I would love to write a nice long coherent post but I seem to have crashed again today. I had some great ideas to write about while I was lying down but they have run off in the fog. This is such a strange illness. Two days ago I was doing well. I dragged kid off the market to get some supplies in after our big snowstorm. 22" here in town with about one hour with no power. The day after I needed some more meat for dinners for the next couple of days. We went to two markets (ah maybe this was the mistake) so that I could make amazing chili and our favorite America's Test Kitchen Baked Ravioli. I have to get the ravioli and sausage from the real Italian market the next town over. I drove since the kid had lost his wallet. Now I haven't driven in MONTHS. I was so happy that I was clear headed enough to drive. It felt weird and wonderful. Of course I made the kid push me around the market in my wheelchair so I didn't use any of my precious energy walking up and down the aisles. He HATES pushing me in the wheelchair. It is the one issue that he pushes back on with my illness. He desperately wants me to walk around the market under my own power. He doesn't mind driving me all over the planet but he doesn't want me in the chair. Anyway, we got the stuff. I started to feel a little woozy on the drive home and knew I was done for the day. I threw together the chili in the crockpot and sat down for the afternoon.
Yesterday, we went for a little trip to the library and the health food store. I had just received hate mail from the library for keeping several books for over two months and I desperately needed B12. I was down to my last two pills and I was totally out of GF bread for my breakfast. I was tired yesterday. I didn't want to do anything but the trip to the health food store was ten or fifteen minutes tops. It is a little store. Smaller than most convenience stores these days. I didn't think it would be a big deal. I had to skip making the ravioli dinner. Hubby wanted to go out with the guys anyway so I just ate some leftover chili. I spent the evening on the couch watching the movies I picked up from the library. I figured I would be fine.
Then today. I was tired when I woke up. I was only up two hours when I had the overwhelming urge to sleep again so I went back to bed. I'm not sure if I slept or not but three hours later hubby came in to find out how I was doing. As soon as I stood up I knew I was going to be in trouble. When I get really bad I get the shakes. Hubby says I look like a Parkinson's patient since I loose control of my head movements as well as my hands. I don't have fast small shakes but rather slow large adjustments of body part location. The ringing in my ears gets wicked loud and I also get really thirsty. So here I was sitting on the couch trying to read a book but my head was bobbing and weaving and my hand was shaking. I ended up putting a pillow on my lap, putting the book on the pillow and then propping my head in my hand so that I was still enough to read. Of course my comprehension left something to be desired and I kept having to read the same passage over several times for it to sink in but the book was good enough that I was willing to put up with that.

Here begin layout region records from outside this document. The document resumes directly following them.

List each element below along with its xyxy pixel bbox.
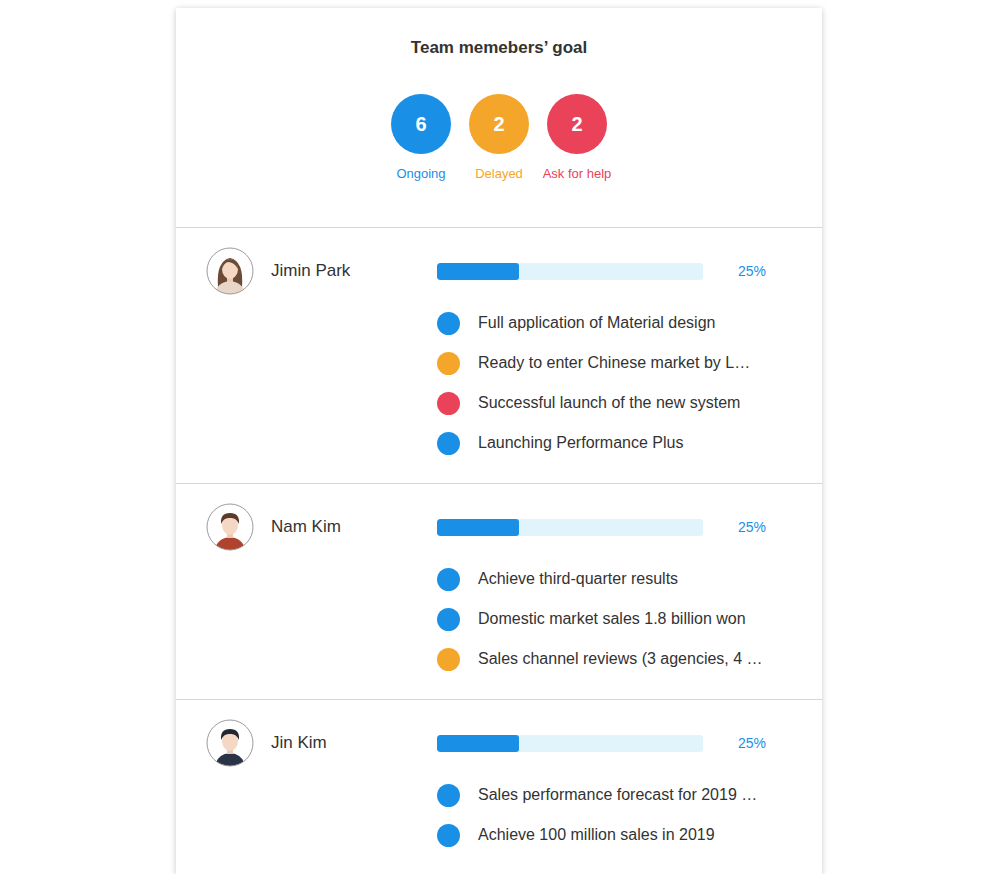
count-badge: 2: [469, 94, 529, 154]
stat-label: Ask for help: [543, 166, 612, 181]
member-info: Nam Kim: [206, 503, 437, 679]
goal-list: Sales performance forecast for 2019 … Ach…: [437, 775, 812, 855]
progress-track: [437, 263, 703, 280]
page: Team memebers’ goal6Ongoing2Delayed2Ask …: [0, 0, 1000, 874]
goal-item[interactable]: Full application of Material design: [437, 303, 812, 343]
avatar-icon[interactable]: [206, 503, 254, 551]
goal-text: Ready to enter Chinese market by L…: [478, 353, 750, 374]
avatar-icon[interactable]: [206, 247, 254, 295]
summary-stat[interactable]: 2 Delayed: [468, 94, 530, 181]
status-dot: [437, 608, 460, 631]
member-info: Jimin Park: [206, 247, 437, 463]
goal-text: Sales performance forecast for 2019 …: [478, 785, 757, 806]
member-goals: 25% Sales performance forecast for 2019 ……: [437, 719, 812, 855]
member-row: Jin Kim 25% Sales performance forecast for…: [176, 700, 822, 874]
goal-text: Sales channel reviews (3 agencies, 4 …: [478, 649, 763, 670]
status-dot: [437, 432, 460, 455]
count-badge: 6: [391, 94, 451, 154]
progress-fill: [437, 735, 519, 752]
goal-text: Successful launch of the new system: [478, 393, 740, 414]
member-name: Jimin Park: [271, 247, 350, 295]
member-name: Nam Kim: [271, 503, 341, 551]
member-row: Jimin Park 25% Full application of Materia…: [176, 228, 822, 484]
team-goals-card: Team memebers’ goal6Ongoing2Delayed2Ask …: [176, 8, 822, 874]
status-dot: [437, 648, 460, 671]
card-title: Team memebers’ goal: [411, 38, 587, 58]
goal-item[interactable]: Ready to enter Chinese market by L…: [437, 343, 812, 383]
status-dot: [437, 392, 460, 415]
progress-percent: 25%: [738, 519, 766, 535]
goal-item[interactable]: Launching Performance Plus: [437, 423, 812, 463]
goal-list: Full application of Material design Ready…: [437, 303, 812, 463]
progress-row: 25%: [437, 719, 812, 767]
goal-item[interactable]: Achieve third-quarter results: [437, 559, 812, 599]
progress-row: 25%: [437, 503, 812, 551]
progress-fill: [437, 519, 519, 536]
goal-item[interactable]: Achieve 100 million sales in 2019: [437, 815, 812, 855]
progress-percent: 25%: [738, 735, 766, 751]
goal-item[interactable]: Successful launch of the new system: [437, 383, 812, 423]
goal-text: Full application of Material design: [478, 313, 715, 334]
goal-text: Domestic market sales 1.8 billion won: [478, 609, 746, 630]
progress-track: [437, 735, 703, 752]
stat-label: Delayed: [475, 166, 523, 181]
status-dot: [437, 824, 460, 847]
status-dot: [437, 312, 460, 335]
goal-text: Achieve 100 million sales in 2019: [478, 825, 715, 846]
status-dot: [437, 784, 460, 807]
progress-row: 25%: [437, 247, 812, 295]
progress-percent: 25%: [738, 263, 766, 279]
goal-item[interactable]: Domestic market sales 1.8 billion won: [437, 599, 812, 639]
status-dot: [437, 352, 460, 375]
member-goals: 25% Full application of Material design Re…: [437, 247, 812, 463]
summary-header: Team memebers’ goal6Ongoing2Delayed2Ask …: [176, 8, 822, 228]
status-dot: [437, 568, 460, 591]
summary-list: 6 Ongoing 2 Delayed 2Ask for help: [390, 94, 608, 181]
progress-fill: [437, 263, 519, 280]
goal-text: Achieve third-quarter results: [478, 569, 678, 590]
avatar-icon[interactable]: [206, 719, 254, 767]
summary-stat[interactable]: 2Ask for help: [546, 94, 608, 181]
goal-item[interactable]: Sales channel reviews (3 agencies, 4 …: [437, 639, 812, 679]
goal-item[interactable]: Sales performance forecast for 2019 …: [437, 775, 812, 815]
member-info: Jin Kim: [206, 719, 437, 855]
member-row: Nam Kim 25% Achieve third-quarter results D…: [176, 484, 822, 700]
summary-stat[interactable]: 6 Ongoing: [390, 94, 452, 181]
goal-text: Launching Performance Plus: [478, 433, 683, 454]
goal-list: Achieve third-quarter results Domestic ma…: [437, 559, 812, 679]
count-badge: 2: [547, 94, 607, 154]
progress-track: [437, 519, 703, 536]
member-name: Jin Kim: [271, 719, 327, 767]
stat-label: Ongoing: [396, 166, 445, 181]
member-goals: 25% Achieve third-quarter results Domestic…: [437, 503, 812, 679]
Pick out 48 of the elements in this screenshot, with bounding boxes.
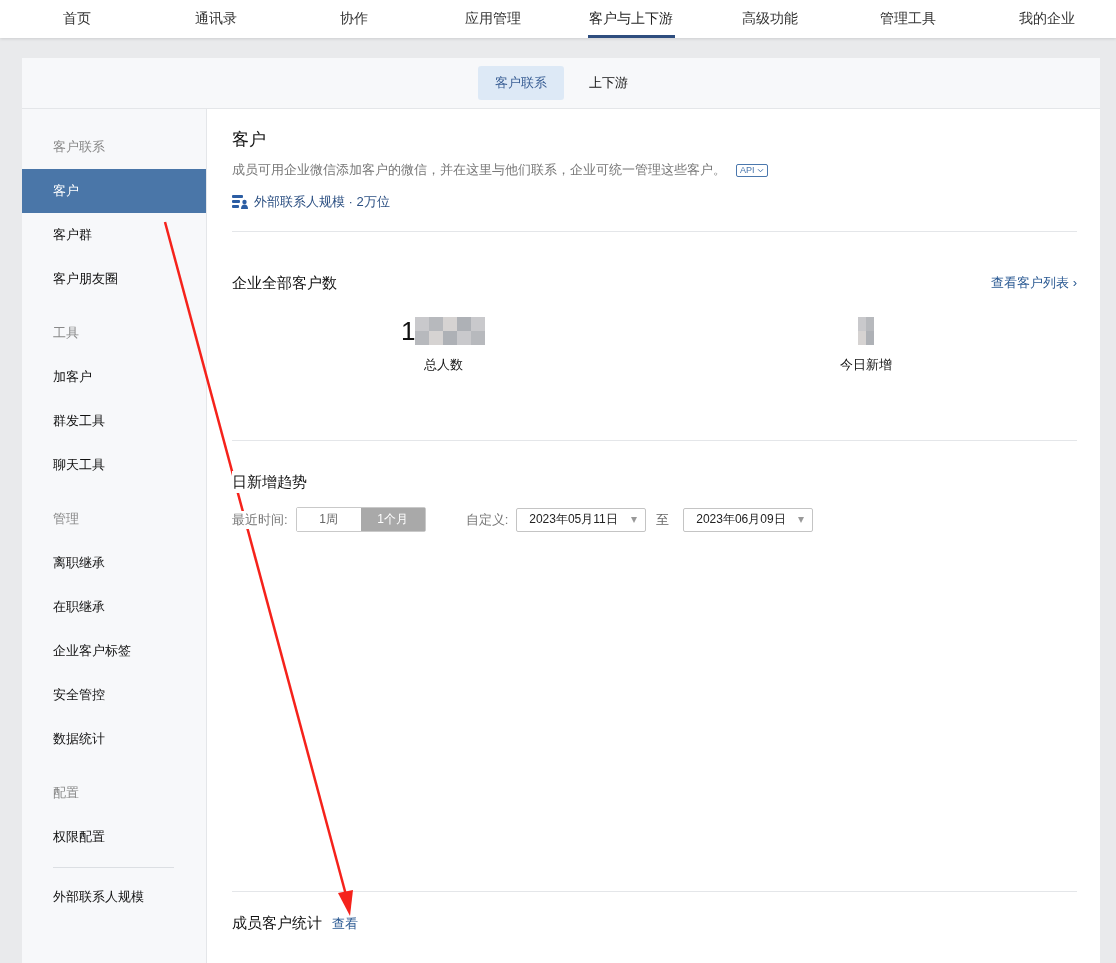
sidebar-group-title: 配置 — [52, 784, 80, 802]
sidebar-group-title: 工具 — [52, 324, 80, 342]
sidebar-item[interactable]: 外部联系人规模 — [22, 876, 206, 918]
nav-tab[interactable]: 协作 — [284, 0, 424, 38]
stat-value: 1 — [401, 315, 416, 347]
caret-icon — [798, 516, 805, 523]
sidebar-item[interactable]: 权限配置 — [22, 815, 206, 859]
section-title: 成员客户统计 — [232, 914, 322, 933]
nav-tab[interactable]: 首页 — [8, 0, 147, 38]
filter-label: 至 — [656, 510, 670, 529]
scale-link[interactable]: 外部联系人规模 · 2万位 — [254, 193, 390, 211]
sidebar-item[interactable]: 在职继承 — [22, 585, 206, 629]
filter-label: 自定义: — [465, 510, 509, 529]
sub-tab[interactable]: 上下游 — [571, 66, 645, 100]
section-title: 日新增趋势 — [232, 471, 307, 493]
contacts-icon — [232, 195, 248, 209]
nav-tab[interactable]: 高级功能 — [700, 0, 839, 38]
sub-tab[interactable]: 客户联系 — [477, 66, 564, 100]
sidebar-item[interactable]: 客户朋友圈 — [22, 257, 206, 301]
sidebar-item[interactable]: 企业客户标签 — [22, 629, 206, 673]
sidebar-item[interactable]: 离职继承 — [22, 541, 206, 585]
nav-tab[interactable]: 管理工具 — [839, 0, 978, 38]
date-select[interactable]: 2023年06月09日 — [683, 507, 814, 532]
nav-tab[interactable]: 通讯录 — [146, 0, 285, 38]
nav-tab[interactable]: 客户与上下游 — [587, 0, 675, 38]
view-link[interactable]: 查看 — [332, 915, 358, 933]
caret-icon — [756, 167, 764, 173]
page-title: 客户 — [232, 129, 267, 151]
nav-tab[interactable]: 我的企业 — [977, 0, 1116, 38]
sidebar-item[interactable]: 客户 — [22, 169, 206, 213]
sidebar-item[interactable]: 数据统计 — [22, 717, 206, 761]
sidebar-item[interactable]: 客户群 — [22, 213, 206, 257]
sidebar-item[interactable]: 聊天工具 — [22, 443, 206, 487]
sidebar-item[interactable]: 群发工具 — [22, 399, 206, 443]
section-title: 企业全部客户数 — [232, 273, 337, 293]
api-dropdown[interactable]: API — [736, 163, 768, 177]
nav-tab[interactable]: 应用管理 — [423, 0, 562, 38]
sidebar-item[interactable]: 安全管控 — [22, 673, 206, 717]
sidebar-item[interactable]: 加客户 — [22, 355, 206, 399]
filter-label: 最近时间: — [232, 510, 288, 529]
date-select[interactable]: 2023年05月11日 — [516, 507, 647, 532]
sidebar-group-title: 管理 — [52, 510, 80, 528]
stat-label: 总人数 — [423, 356, 463, 374]
caret-icon — [631, 516, 638, 523]
customer-list-link[interactable]: 查看客户列表 › — [991, 274, 1077, 292]
sidebar-group-title: 客户联系 — [52, 138, 106, 156]
description-text: 成员可用企业微信添加客户的微信，并在这里与他们联系，企业可统一管理这些客户。 — [232, 161, 726, 179]
stat-label: 今日新增 — [839, 356, 892, 374]
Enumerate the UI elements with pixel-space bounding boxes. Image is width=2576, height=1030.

I had the shakes so bad by dinner that both my son and hubby pitched in to help with the ravioli. They both love this dish so I didn't even have to ask for help. Oh my, what a difference a month makes. Dinner prep was so pleasant. No yelling, no hissy fits. Just everyone pitching in and helping each other cook. It was awesome. So here I am in a fog with the shakes, very loud buzzing in my right ear and terribly thirsty with not much to say. Bleh.... I wonder if I'll be like this Monday when I see the Endocrinologist. That should be interesting. I'll have to make a list of stuff I want to ask her since hubby won't be there to help me out at the appointment. I really want to get tested for OI/POTS.